10 A Chinese shipping magnate bought what kind of bird for €250,400?
Snow on snow
Match these writers to the extracts from their letters.
Benjamin Disraeli; Jane Austen; Oscar Wilde; Sydney Smith; Philip Larkin; Evelyn Waugh; Walter Scott; William Wordsworth; Gerard Manley Hopkins; Lord Byron
1 Henrietta Street: Monday (7 March 1814)
Here’s a day! The ground covered with snow! What is to become of us? We were to have walked out early to near shops, and had the carriage for the more distant. Mr Richard Snow is dreadfully fond of us. I dare say he has stretched himself out at Chawton too.
2 Combe Florey, 18 December 1829
Our neighbours here are in the common line, Port and Sherry for dinner, hail, rain and snow for conversation, but the best people in any place come slowly to light, and lie, like Maccaroon cakes at the bottom of an Italian cream, last and best.
3 Combe Florey House, Nr Taunton 7 January 1963
Thaw impends. I don’t suppose you remember this house. The back is a glass covered yard. About ten tons of snow will soon fall from the roof onto this glass & under it is a hogshead of Burgundy awaiting bottling.
4 Hughenden Manor, April 13 (1876)
Snow, snow, snow! Never ceasing snow! A lonely house and never ceasing snow!

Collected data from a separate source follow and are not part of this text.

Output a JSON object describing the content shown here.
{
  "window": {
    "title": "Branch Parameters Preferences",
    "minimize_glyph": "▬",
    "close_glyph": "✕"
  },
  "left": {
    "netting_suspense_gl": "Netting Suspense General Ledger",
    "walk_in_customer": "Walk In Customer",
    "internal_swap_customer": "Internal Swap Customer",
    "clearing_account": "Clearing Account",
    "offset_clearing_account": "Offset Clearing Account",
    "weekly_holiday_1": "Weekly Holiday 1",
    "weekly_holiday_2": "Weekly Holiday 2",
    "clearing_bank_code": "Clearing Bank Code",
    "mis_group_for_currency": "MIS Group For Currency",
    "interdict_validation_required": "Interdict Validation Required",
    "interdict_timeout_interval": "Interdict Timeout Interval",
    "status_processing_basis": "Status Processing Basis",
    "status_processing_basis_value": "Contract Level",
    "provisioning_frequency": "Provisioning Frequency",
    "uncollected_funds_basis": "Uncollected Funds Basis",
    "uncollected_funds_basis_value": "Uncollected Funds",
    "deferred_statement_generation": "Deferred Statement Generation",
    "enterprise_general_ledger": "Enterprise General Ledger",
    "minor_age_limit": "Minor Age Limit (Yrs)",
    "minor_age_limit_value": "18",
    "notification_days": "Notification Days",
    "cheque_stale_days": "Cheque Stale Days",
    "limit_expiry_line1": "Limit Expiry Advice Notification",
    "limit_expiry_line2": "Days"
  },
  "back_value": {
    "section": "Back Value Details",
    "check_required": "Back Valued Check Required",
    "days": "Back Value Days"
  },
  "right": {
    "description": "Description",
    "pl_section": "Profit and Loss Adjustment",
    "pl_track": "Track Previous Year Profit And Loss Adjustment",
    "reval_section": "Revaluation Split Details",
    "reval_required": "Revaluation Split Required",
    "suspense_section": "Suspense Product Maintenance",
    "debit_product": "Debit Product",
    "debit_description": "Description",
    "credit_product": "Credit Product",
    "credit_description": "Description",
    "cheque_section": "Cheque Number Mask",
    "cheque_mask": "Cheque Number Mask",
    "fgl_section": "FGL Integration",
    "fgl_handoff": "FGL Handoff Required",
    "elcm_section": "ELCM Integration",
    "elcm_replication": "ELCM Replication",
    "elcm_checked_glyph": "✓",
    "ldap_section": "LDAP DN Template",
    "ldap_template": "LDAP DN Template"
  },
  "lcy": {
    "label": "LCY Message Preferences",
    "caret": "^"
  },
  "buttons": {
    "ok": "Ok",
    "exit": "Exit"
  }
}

5 8 Salisbury Street, Liverpool Jan 26 1881
I hear the Thames is frozen and an ox roasted whole. Today there is a thaw, and the frostings, which have been a lovely fairyland on the publicans’ windows, are vanished from the panes.
6 Ravenna. January 31st. 1820
Weather here has been dreadful—Snow several feet— —fiume broke down a bridge — and flooded who knows how many Campi, — then rain came and it is still thawing.
7 Lucerne, Aug. 19. 1820
This journey led us over high ground, and for fifteen leagues along the base of the loftiest Alps, which reared their bare or snow-clad ridges and pikes, in a clear atmosphere, with fleecy clouds now and then settling upon and gathering round them. We heard and saw several avalanches; they are announced by a sound like thunder, but more metallic.
8 Café du Nord, Geneva, 1 April (1899)
After the chill virginity of Swiss Alps and snow, I long for the red flowers of life that stain the feet of summer in Italy.
9 32 Pearson Park, Hull, 25 January 1963
Nice to hear from you — a slight thaw making me feel a little less brass-monkey-like, I pick up my pen.
10 Edinburgh, 25 November 1825
There is nothing which some experience with letters has brought me more to despise than the puffing of friends, or the rumours circulated by enemies. I would as soon buffet with the snowflakes which are falling on my window at this moment, as I would try to contradict idle rumours and combat unfounded imaginations.